Gaelib’s eyes had grown larger and larger with each statement. Then they focused on Blackhawk.
“If I may,” the commander looked up from his patient, “I would ask a boon of you, Sir Jonathan.”
“Speak. You have saved my son’s life–”
“Not yet, I haven’t,” Blackhawk corrected. “His chances are good. They will be even better if we can find one of their… workshops. But we can’t do that, guard this prisoner, and avoid the fires I fear are spreading.”
“What is your favor?”
“Let me kill him. No matter what happens, for the rest of my life there will be those who think I was secretly in league with this… monster. Despite the fact that throughout King Sagen’s reign, and even during King Edal’s, I was working for Freislicht.”
Gaelib’s eyes wavered. Tears rolled down his face. Jonathan assumed it was because he’d been fooled so completely.
“From the very first moment that I met the self-styled Lord of Lorness, my life was cast into darkness as sure as if its dragon sigil had come to life and swooped down on me. I shall never atone for the things I did to bring this… this…” His voice waivered. “To bring this person to justice. I doubt your own son will ever forgive me. I’m not sure I’ll ever be able to forgive myself. But, if it’s known he died at my hands, at your lawful order, it will make my future less bleak.”
Jonathan hesitated. Even when the still, small voice encouraged him to agree, he delayed.
Gaelib shook his head, struggling, failing to break free.
“I understand,” the words were heavy on Jonathan’s tongue. He unsheathed King Edal’s sword, looking at the length of the blade with longing. He wanted to be the one to end this matter. It was what he had asked for when his first life ended, after he’d found his house burned, and his wife and daughter missing. Within him, his need for revenge warred with his desire for justice and the need of another. “This man killed a king. A king you served. A king that deserves his right and just retribution. If you would kill him, do so with this blade.”

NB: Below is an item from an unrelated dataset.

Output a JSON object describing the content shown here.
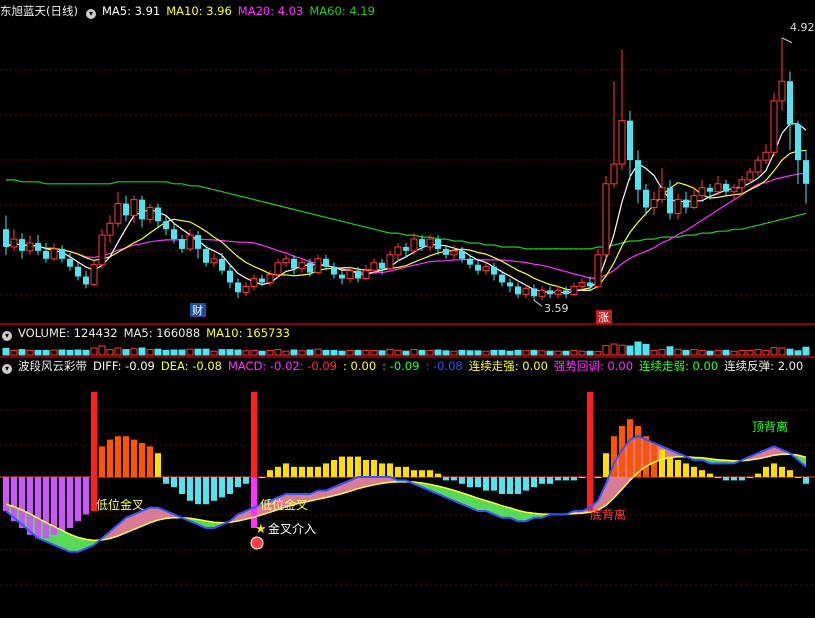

Blackhawk took a long slow breath, then stood and accepted the king’s sword.
The two knights holding Melazera forced him to his knees.
Jonathan walked behind the prisoner, placed a foot in the middle of Lorness’ back, then put his weight on it, pushing Gaelib’s torso down, parallel with the ground. “When you are ready.”
Melazera’s head turned toward Blackhawk. Some later suggested it was to curse the colonel. Others said it was a plea for mercy.
Steven Blackhawk raised the two-handed sword over his head and ended the life of Gaelib Melazera.